Thanks very much, the sharing of the collective wisdom is much appreciated.


----------



## gmberryman

Hi, Just bought a new flash 11 and the garage door is massive will easily take a 125 scooter i have a honda lead 100 and i have about a foot clearance above the handlebars to get it in and out having measured the honda dylan 125 i know that these will fit no problem i went for the honda lead as it takes two people no problem its 4 stroke so no oil to mix and much quieter and above all the lead is about half the price of a dylan second hand.


----------



## Jennifer

Have a look at the Kentucky range, very popular with motor cross competitors.

Jenny


----------



## Jezport

Dont forget to check the payload


----------



## Lesleykh

No advice to give - sorry - but the title made me smile because we call the tiny box area accessible from the back of the van our garage! You can get some boots, the leads and hose in there, but no vehicle!

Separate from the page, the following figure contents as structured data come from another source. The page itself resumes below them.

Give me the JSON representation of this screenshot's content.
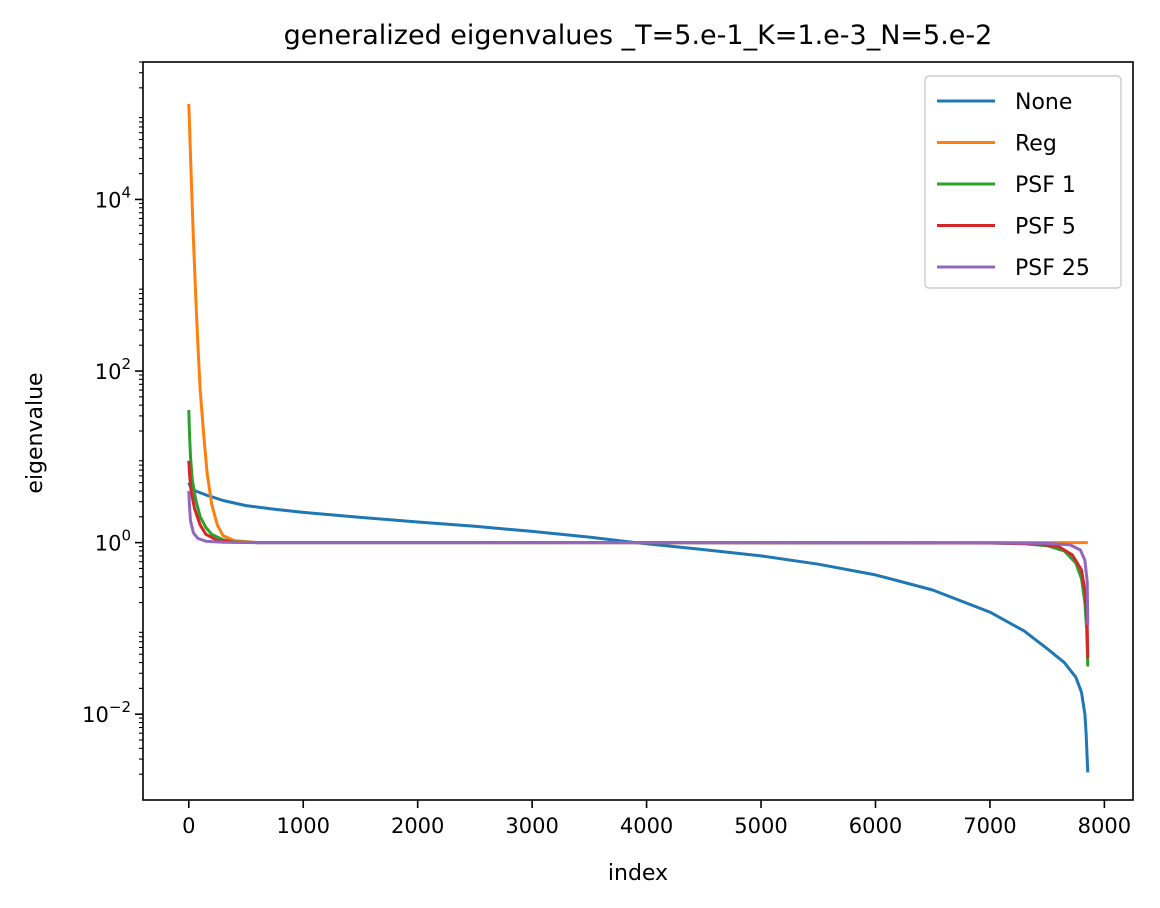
{
  "chart_data": {
    "type": "line",
    "title": "generalized eigenvalues _T=5.e-1_K=1.e-3_N=5.e-2",
    "xlabel": "index",
    "ylabel": "eigenvalue",
    "xscale": "linear",
    "yscale": "log",
    "xlim": [
      -400,
      8250
    ],
    "ylim": [
      0.001,
      400000
    ],
    "xticks": [
      0,
      1000,
      2000,
      3000,
      4000,
      5000,
      6000,
      7000,
      8000
    ],
    "xtick_labels": [
      "0",
      "1000",
      "2000",
      "3000",
      "4000",
      "5000",
      "6000",
      "7000",
      "8000"
    ],
    "yticks": [
      {
        "value": 0.01,
        "base": "10",
        "exp": "−2"
      },
      {
        "value": 1,
        "base": "10",
        "exp": "0"
      },
      {
        "value": 100,
        "base": "10",
        "exp": "2"
      },
      {
        "value": 10000,
        "base": "10",
        "exp": "4"
      }
    ],
    "grid": false,
    "legend_position": "top-right",
    "series": [
      {
        "name": "None",
        "color": "#1f77b4",
        "points": [
          [
            0,
            5.0
          ],
          [
            20,
            4.3
          ],
          [
            60,
            4.0
          ],
          [
            150,
            3.6
          ],
          [
            300,
            3.1
          ],
          [
            500,
            2.7
          ],
          [
            750,
            2.45
          ],
          [
            1000,
            2.25
          ],
          [
            1500,
            1.97
          ],
          [
            2000,
            1.74
          ],
          [
            2500,
            1.55
          ],
          [
            3000,
            1.35
          ],
          [
            3500,
            1.16
          ],
          [
            3800,
            1.04
          ],
          [
            4000,
            0.97
          ],
          [
            4500,
            0.83
          ],
          [
            5000,
            0.7
          ],
          [
            5500,
            0.56
          ],
          [
            6000,
            0.42
          ],
          [
            6500,
            0.28
          ],
          [
            7000,
            0.155
          ],
          [
            7300,
            0.093
          ],
          [
            7500,
            0.058
          ],
          [
            7650,
            0.04
          ],
          [
            7750,
            0.027
          ],
          [
            7800,
            0.018
          ],
          [
            7830,
            0.01
          ],
          [
            7840,
            0.006
          ],
          [
            7850,
            0.003
          ],
          [
            7855,
            0.0021
          ]
        ]
      },
      {
        "name": "Reg",
        "color": "#ff7f0e",
        "points": [
          [
            0,
            130000
          ],
          [
            20,
            20000
          ],
          [
            40,
            3500
          ],
          [
            60,
            800
          ],
          [
            80,
            200
          ],
          [
            100,
            60
          ],
          [
            130,
            18
          ],
          [
            160,
            6.5
          ],
          [
            200,
            2.8
          ],
          [
            250,
            1.6
          ],
          [
            300,
            1.2
          ],
          [
            400,
            1.05
          ],
          [
            600,
            1.0
          ],
          [
            1000,
            1.0
          ],
          [
            4000,
            1.0
          ],
          [
            7000,
            1.0
          ],
          [
            7855,
            1.0
          ]
        ]
      },
      {
        "name": "PSF 1",
        "color": "#2ca02c",
        "points": [
          [
            0,
            35
          ],
          [
            5,
            20
          ],
          [
            15,
            10
          ],
          [
            30,
            5.5
          ],
          [
            60,
            3.2
          ],
          [
            100,
            2.0
          ],
          [
            150,
            1.5
          ],
          [
            200,
            1.25
          ],
          [
            300,
            1.08
          ],
          [
            400,
            1.02
          ],
          [
            600,
            1.0
          ],
          [
            4000,
            1.0
          ],
          [
            7000,
            0.99
          ],
          [
            7300,
            0.97
          ],
          [
            7500,
            0.92
          ],
          [
            7650,
            0.8
          ],
          [
            7750,
            0.58
          ],
          [
            7800,
            0.38
          ],
          [
            7830,
            0.2
          ],
          [
            7845,
            0.1
          ],
          [
            7855,
            0.036
          ]
        ]
      },
      {
        "name": "PSF 5",
        "color": "#d62728",
        "points": [
          [
            0,
            9.0
          ],
          [
            8,
            6.0
          ],
          [
            20,
            4.0
          ],
          [
            50,
            2.5
          ],
          [
            100,
            1.6
          ],
          [
            150,
            1.25
          ],
          [
            250,
            1.06
          ],
          [
            400,
            1.01
          ],
          [
            600,
            1.0
          ],
          [
            4000,
            1.0
          ],
          [
            7000,
            0.99
          ],
          [
            7400,
            0.97
          ],
          [
            7600,
            0.9
          ],
          [
            7720,
            0.72
          ],
          [
            7800,
            0.48
          ],
          [
            7835,
            0.25
          ],
          [
            7850,
            0.11
          ],
          [
            7855,
            0.045
          ]
        ]
      },
      {
        "name": "PSF 25",
        "color": "#9467bd",
        "points": [
          [
            0,
            4.0
          ],
          [
            5,
            2.8
          ],
          [
            15,
            1.8
          ],
          [
            40,
            1.3
          ],
          [
            80,
            1.12
          ],
          [
            150,
            1.04
          ],
          [
            300,
            1.01
          ],
          [
            600,
            1.0
          ],
          [
            4000,
            1.0
          ],
          [
            7000,
            0.995
          ],
          [
            7500,
            0.98
          ],
          [
            7700,
            0.94
          ],
          [
            7790,
            0.82
          ],
          [
            7830,
            0.62
          ],
          [
            7850,
            0.35
          ],
          [
            7855,
            0.11
          ]
        ]
      }
    ]
  }
}
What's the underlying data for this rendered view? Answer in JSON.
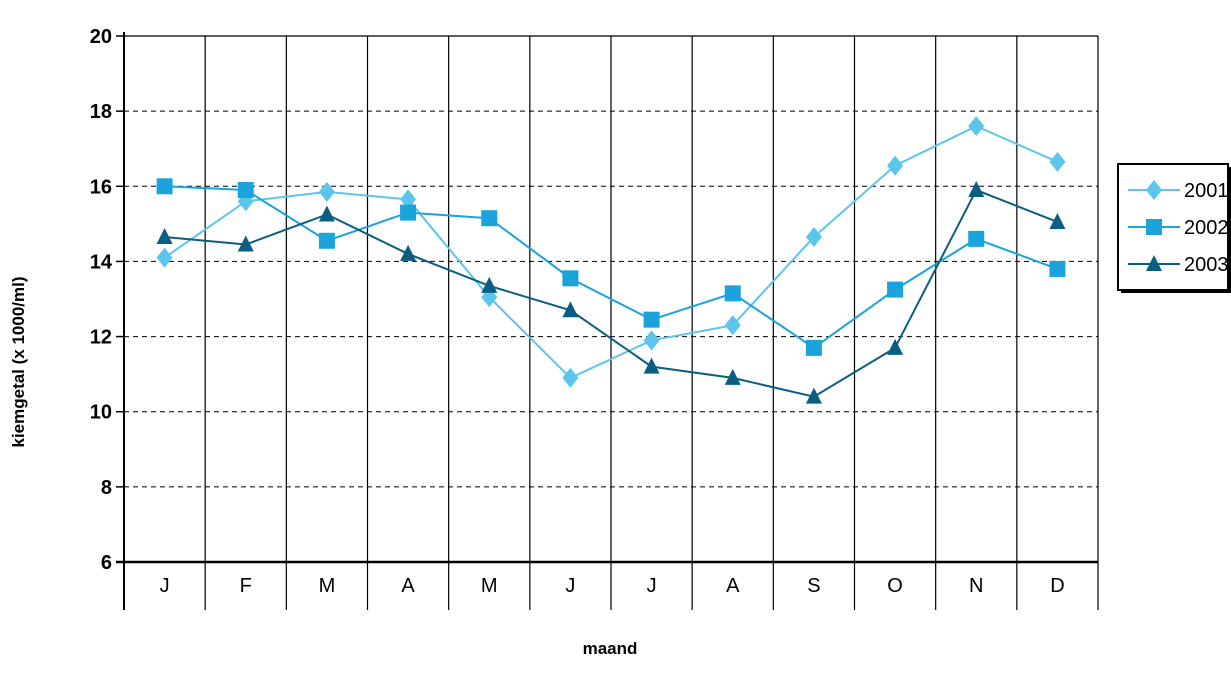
{
  "chart_data": {
    "type": "line",
    "title": "",
    "xlabel": "maand",
    "ylabel": "kiemgetal (x 1000/ml)",
    "categories": [
      "J",
      "F",
      "M",
      "A",
      "M",
      "J",
      "J",
      "A",
      "S",
      "O",
      "N",
      "D"
    ],
    "yticks": [
      "6",
      "8",
      "10",
      "12",
      "14",
      "16",
      "18",
      "20"
    ],
    "ylim": [
      6,
      20
    ],
    "grid": true,
    "legend_position": "right",
    "series": [
      {
        "name": "2001",
        "color": "#5cc5ec",
        "marker": "diamond",
        "values": [
          14.1,
          15.6,
          15.85,
          15.65,
          13.05,
          10.9,
          11.9,
          12.3,
          14.65,
          16.55,
          17.6,
          16.65
        ]
      },
      {
        "name": "2002",
        "color": "#1ba3db",
        "marker": "square",
        "values": [
          16.0,
          15.9,
          14.55,
          15.3,
          15.15,
          13.55,
          12.45,
          13.15,
          11.7,
          13.25,
          14.6,
          13.8
        ]
      },
      {
        "name": "2003",
        "color": "#0a5e82",
        "marker": "triangle",
        "values": [
          14.65,
          14.45,
          15.25,
          14.2,
          13.35,
          12.7,
          11.2,
          10.9,
          10.4,
          11.7,
          15.9,
          15.05
        ]
      }
    ]
  }
}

Come to think of it we regularly miscall the cellar "the garage".

Maybe it's time to just give up and accept we are middle aged and our brains are becoming addled!

L x


----------



## FordPrefect

Wow, thanks for such prompt replies! In particular thanks for taking the trouble gmberryman to give such succinct guidance. Its great to know that help is at hand, and we hope to pass some on in the future.


----------



## milfy

gmberryman said:


> Hi, Just bought a new flash 11 and the garage door is massive will easily take a 125 scooter i have a honda lead 100 and i have about a foot clearance above the handlebars to get it in and out having measured the honda dylan 125 i know that these will fit no problem i went for the honda lead as it takes two people no problem its 4 stroke so no oil to mix and much quieter and above all the lead is about half the price of a dylan second hand.


you need a scooter in yours as it breaks down :lol: :lol: :lol:

you can fit a motocross bike or a ducati in the back no problem and they carry them no problem the flash 11 door is 3 inches high than my oddessey 92 with the bed on top runners


----------



## ShinyFiat

When is a garage not a garage?

when your dog cant pee in it :lol: :lol: :lol:


----------



## pneumatician

*garage*

Not if you can't :-

Get a car, two motorbikes, two bicycles, washing machine, tumble dryer, tools and several model aircraft in it.

It is then the Boot. 
Our boot contains one little motorbike, required camping equipment, awning and either model aircraft or boat.

You can of course call the empty void what you like.

Steve


----------